3. A representative (or two representatives, if there are only a few teams) from each team will meet with other representatives to prepare a report on what the various teams learned. As this special team is working, the remaining participants will work on a second exercise—applying the Five-Why technique to a recent news story in an effort to uncover beneath-the-surface causes for a given effect. Distribute the news story.

4. After 10 or 15 minutes, ask for the two reports: the first by a spokesperson for the special team and the second by a spokesperson from the team that discussed the recent news story.

Extending the Activity:

1. Invite a guest speaker (a senior manager, a community leader, a police officer) to address the class about a common problem. An appointed spokesperson from the class will ask (as professionally and diplomatically as possible) five “Why?” questions to get beneath surface discussions.

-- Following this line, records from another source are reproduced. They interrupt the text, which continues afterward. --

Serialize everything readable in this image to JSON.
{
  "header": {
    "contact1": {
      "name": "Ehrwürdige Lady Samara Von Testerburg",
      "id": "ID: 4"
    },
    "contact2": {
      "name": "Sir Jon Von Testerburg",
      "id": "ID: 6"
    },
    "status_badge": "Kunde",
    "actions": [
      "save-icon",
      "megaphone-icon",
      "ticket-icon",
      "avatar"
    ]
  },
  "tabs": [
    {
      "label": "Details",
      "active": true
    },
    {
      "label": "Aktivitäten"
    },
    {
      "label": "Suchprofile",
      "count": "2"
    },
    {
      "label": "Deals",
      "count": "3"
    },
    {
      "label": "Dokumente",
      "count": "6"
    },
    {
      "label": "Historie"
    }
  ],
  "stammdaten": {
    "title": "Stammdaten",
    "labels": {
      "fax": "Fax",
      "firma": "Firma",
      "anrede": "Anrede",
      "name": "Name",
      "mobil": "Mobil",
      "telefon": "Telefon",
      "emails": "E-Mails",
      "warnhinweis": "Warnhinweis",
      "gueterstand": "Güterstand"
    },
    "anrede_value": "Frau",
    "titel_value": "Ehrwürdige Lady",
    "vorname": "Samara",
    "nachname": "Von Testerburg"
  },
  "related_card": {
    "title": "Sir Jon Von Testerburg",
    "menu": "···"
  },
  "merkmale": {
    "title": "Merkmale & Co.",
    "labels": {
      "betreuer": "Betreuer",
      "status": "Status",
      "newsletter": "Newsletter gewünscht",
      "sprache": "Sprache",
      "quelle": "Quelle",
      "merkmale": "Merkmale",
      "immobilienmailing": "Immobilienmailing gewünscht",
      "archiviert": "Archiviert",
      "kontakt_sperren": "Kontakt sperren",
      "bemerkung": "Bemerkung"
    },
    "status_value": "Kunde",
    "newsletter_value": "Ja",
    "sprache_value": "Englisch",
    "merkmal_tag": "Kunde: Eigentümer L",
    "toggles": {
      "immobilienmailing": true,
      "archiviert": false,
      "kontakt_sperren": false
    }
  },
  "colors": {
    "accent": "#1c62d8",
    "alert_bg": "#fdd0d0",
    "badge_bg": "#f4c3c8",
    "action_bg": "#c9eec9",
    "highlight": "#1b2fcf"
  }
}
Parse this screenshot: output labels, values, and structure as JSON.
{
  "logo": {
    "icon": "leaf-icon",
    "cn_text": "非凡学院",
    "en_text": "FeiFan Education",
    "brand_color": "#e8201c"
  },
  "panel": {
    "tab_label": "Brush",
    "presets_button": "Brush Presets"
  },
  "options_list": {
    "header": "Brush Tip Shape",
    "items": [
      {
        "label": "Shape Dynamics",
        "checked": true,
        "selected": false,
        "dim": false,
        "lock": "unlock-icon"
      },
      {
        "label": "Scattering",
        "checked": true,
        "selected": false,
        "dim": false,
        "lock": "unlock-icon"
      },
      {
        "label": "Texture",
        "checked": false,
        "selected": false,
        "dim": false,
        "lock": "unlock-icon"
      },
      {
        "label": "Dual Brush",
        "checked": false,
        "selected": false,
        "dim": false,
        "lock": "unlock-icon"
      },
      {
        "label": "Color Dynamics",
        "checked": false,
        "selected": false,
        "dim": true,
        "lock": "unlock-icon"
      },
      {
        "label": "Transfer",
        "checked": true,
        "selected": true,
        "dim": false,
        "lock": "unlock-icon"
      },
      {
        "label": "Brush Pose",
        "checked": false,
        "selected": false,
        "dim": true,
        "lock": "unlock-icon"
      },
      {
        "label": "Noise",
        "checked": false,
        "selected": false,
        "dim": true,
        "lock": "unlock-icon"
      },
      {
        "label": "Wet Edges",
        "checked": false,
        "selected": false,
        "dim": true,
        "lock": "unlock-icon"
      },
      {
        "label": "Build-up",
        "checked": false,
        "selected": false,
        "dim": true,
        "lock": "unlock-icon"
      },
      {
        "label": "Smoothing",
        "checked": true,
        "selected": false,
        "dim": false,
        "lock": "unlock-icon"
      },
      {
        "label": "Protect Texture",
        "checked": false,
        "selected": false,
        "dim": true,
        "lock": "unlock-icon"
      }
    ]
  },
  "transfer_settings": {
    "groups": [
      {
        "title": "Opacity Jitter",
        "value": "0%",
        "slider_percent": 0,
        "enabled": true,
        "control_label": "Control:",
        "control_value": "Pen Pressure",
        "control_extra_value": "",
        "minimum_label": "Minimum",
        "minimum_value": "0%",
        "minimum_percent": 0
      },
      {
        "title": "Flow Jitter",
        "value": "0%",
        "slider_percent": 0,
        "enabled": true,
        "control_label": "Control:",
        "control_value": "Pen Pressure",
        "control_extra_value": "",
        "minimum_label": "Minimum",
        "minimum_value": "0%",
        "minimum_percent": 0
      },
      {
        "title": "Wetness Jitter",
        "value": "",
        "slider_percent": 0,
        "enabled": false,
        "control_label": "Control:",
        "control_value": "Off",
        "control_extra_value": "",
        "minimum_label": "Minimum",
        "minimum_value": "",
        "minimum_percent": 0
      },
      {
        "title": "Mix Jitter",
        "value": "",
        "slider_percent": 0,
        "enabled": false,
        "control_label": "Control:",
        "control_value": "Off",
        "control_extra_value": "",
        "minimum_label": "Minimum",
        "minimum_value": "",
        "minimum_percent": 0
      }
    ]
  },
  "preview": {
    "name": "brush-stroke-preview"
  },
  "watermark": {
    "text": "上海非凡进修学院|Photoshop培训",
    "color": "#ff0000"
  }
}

2. Ask participants to think about the last five major problems they solved or decisions they made. Have them discuss with one or two others the depth to which they probed beneath the surface to find root causes of the problems.

Workplace Connections:

1. Recommend that employees use the Five Why technique the next time they are tempted to hurl an accusation at a co-worker. Instead of jumping to conclusions and saying things they might later regret, participants can use the five “Why” questions as a means of exploring the problem instead of attacking the person with the problem.

2. Suggest that participants share this technique with their supervisors for future use.

Questions for Further Consideration:

1. What is causing some of the communication problems in your workplace?

2. Specifically, how should managers deal with employees who have problems?

3. What might be a negative result of such probing?